Este esquema de redistribución de ingresos hacia los segmentos más postergados, siendo uno de los pilares la Asignación Universal por Hijo, también se ha manejado en las paritarias, que ha derivado en aumentos mayores en los escalones más bajos que en los restantes. En el último informe de coyuntura del economista Miguel Bein se explica que “esta situación que se viene dando desde 2003, cuando las subas salariales eran impulsadas por la política vía aumentos de suma fija, se ha potenciado en los últimos años”. Para agregar que “hoy en la mayor parte de los sectores productivos el ratio entre los salarios más altos y más bajos de convenio se ubica entre 3 y 4 veces, cuando históricamente esta relación se ubicaba entre 6 y 7 veces”.
Disminuir la “nominalidad” de las subas salariales y un cuadro de universalización de la jubilación mínima y de la asignación familiar por hijo plantea el desafío de cómo continuar con la mejora en la distribución del ingreso.
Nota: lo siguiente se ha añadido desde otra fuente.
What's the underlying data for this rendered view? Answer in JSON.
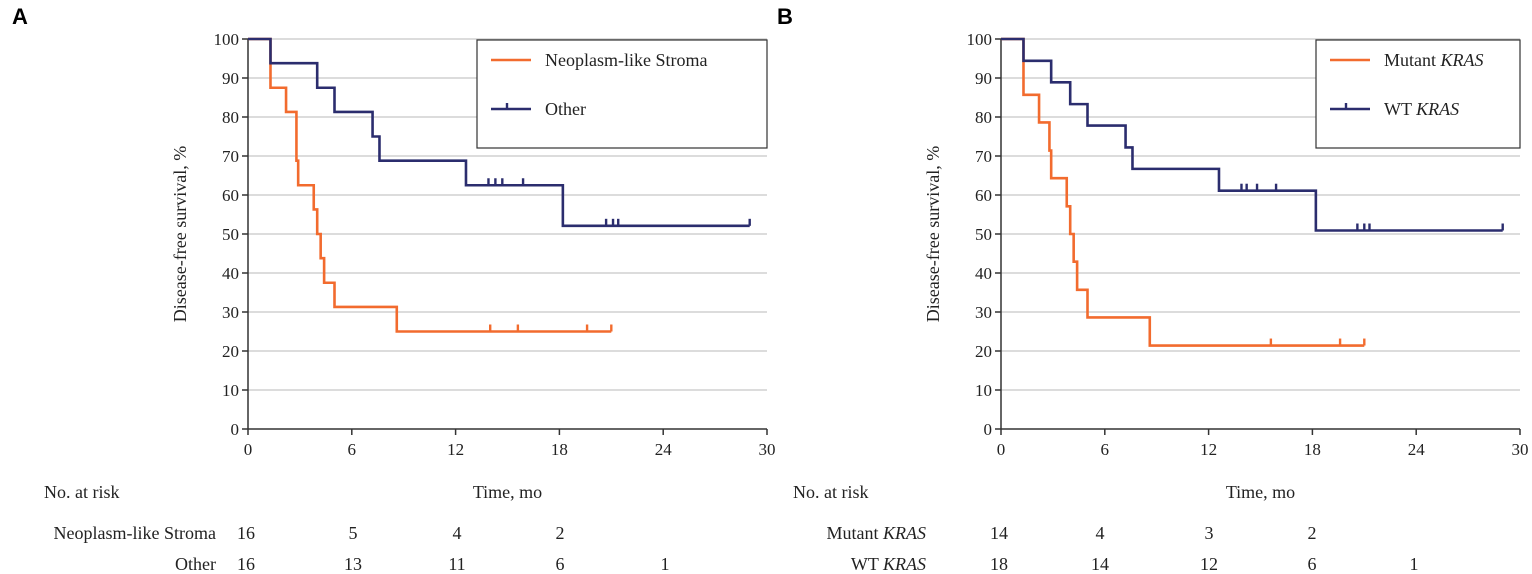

El economista Eduardo Crespo explica que “hay muchas vías por las cuales se puede mejorar la distribución sin fogonear tanto las paritarias, alimentando la inflación y reduciendo la competitividad”. Una de ellas es elevando el salario mínimo, avalando así la estrategia oficial de disponer las mejoras más importantes en la base de la pirámide de ingresos. Crespo afirma que “aunque pueda parecer extraño, varios estudios indican que mejoras en el salario mínimo afectan la distribución funcional y también la personal”. “En períodos donde el tipo de cambio es fijo, o se mueve muy poco, como el actual, y donde las empresas, al menos las productoras de transables, tienen dificultadas para trasladar a precios los aumentos nominales, se puede considerar como un hecho estilizado que los aumentos de los salarios más bajos ocurran en parte a expensas de la rentabilidad y en una parte no despreciable también a expensas de los salarios altos”, indica.
De todos modos, conocedor del modo de funcionamiento del actual ciclo económico motorizado por la demanda, Crespo advierte que en las economías contemporáneas resulta casi imposible conciliar tres objetivos considerados “deseables” por casi todas las sociedades: lograr un alto nivel de crecimiento y de empleo, en un contexto de baja inflación, al tiempo que mejora la distribución del ingreso. Los períodos históricos en los cuales estos objetivos fueron satisfechos en forma simultánea son muy breves y en general se caracterizaron por un fuerte control estatal de la actividad económica. En estos meses de debate sobre el sendero económico próximo, vale tener en cuenta entonces la siguiente sentencia de Crespo: “En la generalidad de los casos constituyen un verdadero trilema de la imposibilidad. Cuando dos de esos objetivos son alcanzados, inevitablemente se pierde el tercero.”.